Project 1640 has already enabled the team to simultaneously determine the spectra of all four of the planets around HR 8799, a solar system 129 light years from Earth, a feat that had never been done before.
"These warm, red planets are unlike any other known objects in our universe," Oppenheimer said. "All four planets have different spectra and all four are peculiar."
The new imaging system is also unique because the planets around HR 8799 are at about the same distance from that star as Jupiter, Saturn and Uranus are from our sun.
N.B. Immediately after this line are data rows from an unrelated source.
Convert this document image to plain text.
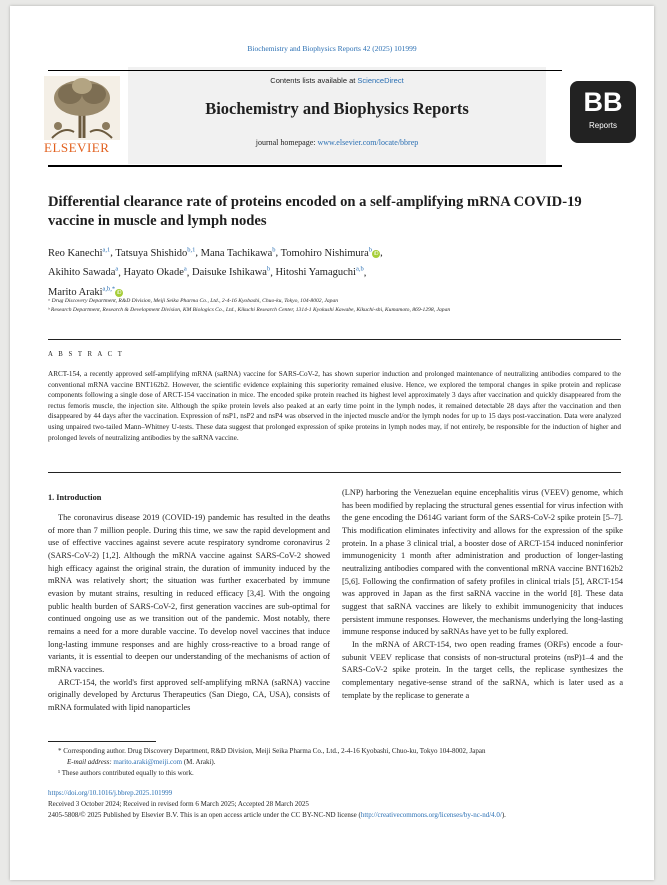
Biochemistry and Biophysics Reports 42 (2025) 101999
Contents lists available at ScienceDirect
Biochemistry and Biophysics Reports
journal homepage: www.elsevier.com/locate/bbrep
ELSEVIER
BB
Reports
Differential clearance rate of proteins encoded on a self-amplifying mRNA COVID-19 vaccine in muscle and lymph nodes
Reo Kanechi$^{a,1}$, Tatsuya Shishido$^{b,1}$, Mana Tachikawa$^b$, Tomohiro Nishimura$^b$iD ,
Akihito Sawada$^a$, Hayato Okade$^a$, Daisuke Ishikawa$^b$, Hitoshi Yamaguchi$^{a,b}$,
Marito Araki$^{a,b,*}$iD
ᵃ Drug Discovery Department, R&D Division, Meiji Seika Pharma Co., Ltd., 2-4-16 Kyobashi, Chuo-ku, Tokyo, 104-8002, Japan
ᵇ Research Department, Research & Development Division, KM Biologics Co., Ltd., Kikuchi Research Center, 1314-1 Kyokushi Kawabe, Kikuchi-shi, Kumamoto, 869-1298, Japan
A B S T R A C T
ARCT-154, a recently approved self-amplifying mRNA (saRNA) vaccine for SARS-CoV-2, has shown superior induction and prolonged maintenance of neutralizing antibodies compared to the conventional mRNA vaccine BNT162b2. However, the scientific evidence explaining this superiority remained elusive. Hence, we explored the temporal changes in spike protein and replicase components following a single dose of ARCT-154 vaccination in mice. The encoded spike protein reached its highest level approximately 3 days after vaccination and quickly disappeared from the rectus femoris muscle, the injection site. Although the spike protein levels also peaked at an early time point in the lymph nodes, it remained detectable 28 days after the vaccination and then disappeared by 44 days after the vaccination. Expression of nsP1, nsP2 and nsP4 was observed in the injected muscle and/or the lymph nodes for up to 15 days post-vaccination. Data were analyzed using unpaired two-tailed Mann–Whitney U-tests. These data suggest that prolonged expression of spike proteins in lymph nodes may, if not entirely, be responsible for the induction of higher and prolonged levels of neutralizing antibodies by the saRNA vaccine.
1. Introduction

The coronavirus disease 2019 (COVID-19) pandemic has resulted in the deaths of more than 7 million people. During this time, we saw the rapid development and use of effective vaccines against severe acute respiratory syndrome coronavirus 2 (SARS-CoV-2) [1,2]. Although the mRNA vaccine against SARS-CoV-2 showed high efficacy against the original strain, the duration of immunity induced by the mRNA was relatively short; the situation was further exacerbated by immune evasion by mutant strains, resulting in reduced efficacy [3,4]. With the ongoing public health burden of SARS-CoV-2, first generation vaccines are sub-optimal for continued ongoing use as we transition out of the pandemic. Most notably, there remains a need for a more durable vaccine. To develop novel vaccines that induce long-lasting immune responses and are highly cross-reactive to a broad range of variants, it is essential to deepen our understanding of the mechanisms of action of mRNA vaccines.

ARCT-154, the world's first approved self-amplifying mRNA (saRNA) vaccine originally developed by Arcturus Therapeutics (San Diego, CA, USA), consists of mRNA formulated with lipid nanoparticles

(LNP) harboring the Venezuelan equine encephalitis virus (VEEV) genome, which has been modified by replacing the structural genes essential for virus infection with the gene encoding the D614G variant form of the SARS-CoV-2 spike protein [5–7]. This modification eliminates infectivity and allows for the expression of the spike protein. In a phase 3 clinical trial, a booster dose of ARCT-154 induced noninferior immunogenicity 1 month after administration and production of longer-lasting neutralizing antibodies compared with the conventional mRNA vaccine BNT162b2 [5,6]. Following the confirmation of safety profiles in clinical trials [5], ARCT-154 was approved in Japan as the first saRNA vaccine in the world [8]. These data suggest that saRNA vaccines are likely to exhibit immunogenicity that induces persistent immune responses. However, the mechanisms underlying the long-lasting immune response induced by saRNAs have yet to be fully explored.

In the mRNA of ARCT-154, two open reading frames (ORFs) encode a four-subunit VEEV replicase that consists of non-structural proteins (nsP)1–4 and the SARS-CoV-2 spike protein. In the target cells, the replicase synthesizes the complementary negative-sense strand of the saRNA, which is later used as a template by the replicase to generate a

* Corresponding author. Drug Discovery Department, R&D Division, Meiji Seika Pharma Co., Ltd., 2-4-16 Kyobashi, Chuo-ku, Tokyo 104-8002, Japan
E-mail address: marito.araki@meiji.com (M. Araki).
¹ These authors contributed equally to this work.
https://doi.org/10.1016/j.bbrep.2025.101999
Received 3 October 2024; Received in revised form 6 March 2025; Accepted 28 March 2025
2405-5808/© 2025 Published by Elsevier B.V. This is an open access article under the CC BY-NC-ND license (http://creativecommons.org/licenses/by-nc-nd/4.0/).
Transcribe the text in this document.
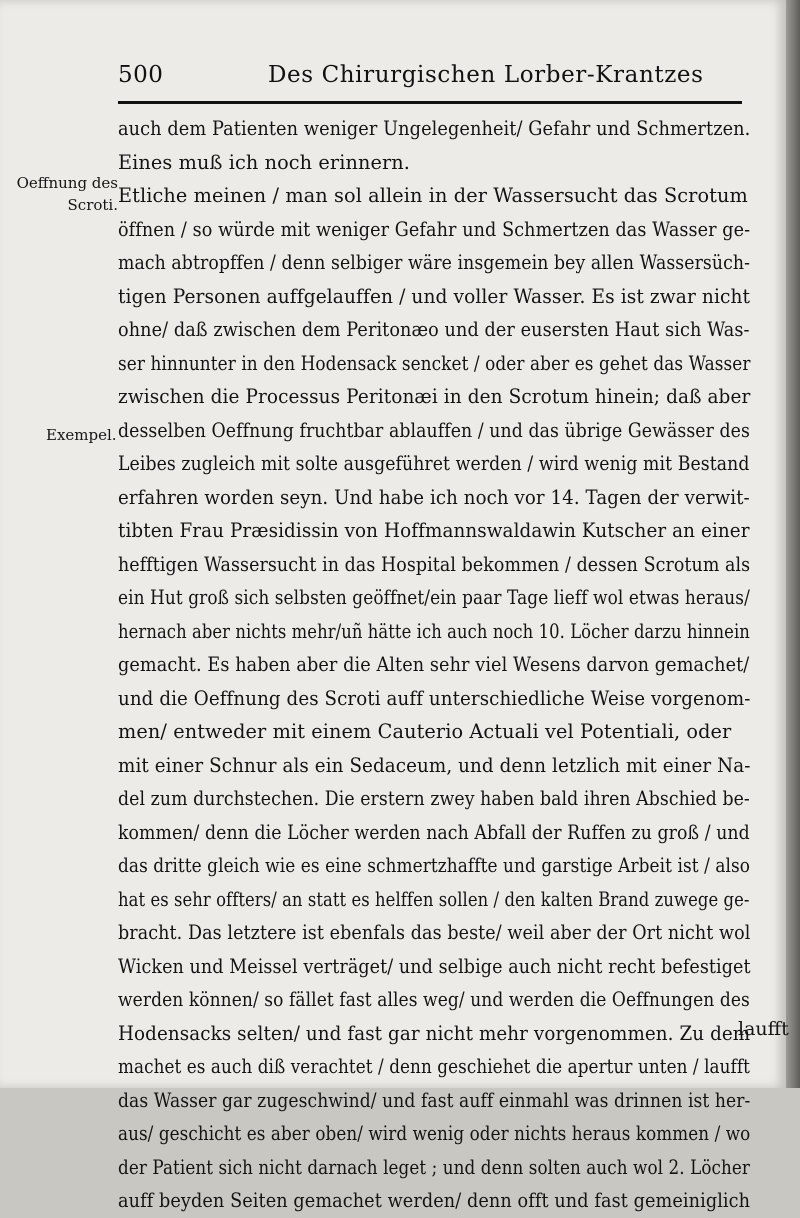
500	Des Chirurgischen Lorber-Krantzes
Oeffnung des Scroti.
Exempel.
auch dem Patienten weniger Ungelegenheit/ Gefahr und Schmertzen.
Eines muß ich noch erinnern.
Etliche meinen / man sol allein in der Wassersucht das Scrotum
öffnen / so würde mit weniger Gefahr und Schmertzen das Wasser ge-
mach abtropffen / denn selbiger wäre insgemein bey allen Wassersüch-
tigen Personen auffgelauffen / und voller Wasser. Es ist zwar nicht
ohne/ daß zwischen dem Peritonæo und der eusersten Haut sich Was-
ser hinnunter in den Hodensack sencket / oder aber es gehet das Wasser
zwischen die Processus Peritonæi in den Scrotum hinein; daß aber
desselben Oeffnung fruchtbar ablauffen / und das übrige Gewässer des
Leibes zugleich mit solte ausgeführet werden / wird wenig mit Bestand
erfahren worden seyn. Und habe ich noch vor 14. Tagen der verwit-
tibten Frau Præsidissin von Hoffmannswaldawin Kutscher an einer
hefftigen Wassersucht in das Hospital bekommen / dessen Scrotum als
ein Hut groß sich selbsten geöffnet/ein paar Tage lieff wol etwas heraus/
hernach aber nichts mehr/uñ hätte ich auch noch 10. Löcher darzu hinnein
gemacht. Es haben aber die Alten sehr viel Wesens darvon gemachet/
und die Oeffnung des Scroti auff unterschiedliche Weise vorgenom-
men/ entweder mit einem Cauterio Actuali vel Potentiali, oder
mit einer Schnur als ein Sedaceum, und denn letzlich mit einer Na-
del zum durchstechen. Die erstern zwey haben bald ihren Abschied be-
kommen/ denn die Löcher werden nach Abfall der Ruffen zu groß / und
das dritte gleich wie es eine schmertzhaffte und garstige Arbeit ist / also
hat es sehr offters/ an statt es helffen sollen / den kalten Brand zuwege ge-
bracht. Das letztere ist ebenfals das beste/ weil aber der Ort nicht wol
Wicken und Meissel verträget/ und selbige auch nicht recht befestiget
werden können/ so fället fast alles weg/ und werden die Oeffnungen des
Hodensacks selten/ und fast gar nicht mehr vorgenommen. Zu dem
machet es auch diß verachtet / denn geschiehet die apertur unten / laufft
das Wasser gar zugeschwind/ und fast auff einmahl was drinnen ist her-
aus/ geschicht es aber oben/ wird wenig oder nichts heraus kommen / wo
der Patient sich nicht darnach leget ; und denn solten auch wol 2. Löcher
auff beyden Seiten gemachet werden/ denn offt und fast gemeiniglich
laufft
The previously used transiting systems have only been able to take the spectra of planets with orbits about the length of Mercury's.
"Our young century has seen seminal advances in exoplanet science, but almost exclusively from indirect observations," said co-author Richard Dekany, an associate director for Caltech Optical Observatories. "Project 1640 has now added to this revolution the scientific gold standard: directly measured spectra of young giant planets. Our initial findings suggest each of these strange and wonderful giant planets may have a unique story to share."
These exoplanets appear to be unique because their spectra reveal a chemical imbalance in their atmosphere. The spectra of these exoplanets reveal they have either methane or ammonia alone, which is unusual because these two elements are typically seen together in extraterrestrial atmospheres.
"In the 19th century, it was thought impossible to know the composition of stars, but the invention of astronomical spectroscopy has revealed detailed information about nearby stars and distant galaxies," added co-author Charles Beichman, an executive director of the NASA Exoplanet Science Institute at Caltech.
"Now, with Project 1640, we are beginning to turn this tool to the investigation of neighboring exoplanets to learn about the composition, temperature, and other characteristics of their atmospheres."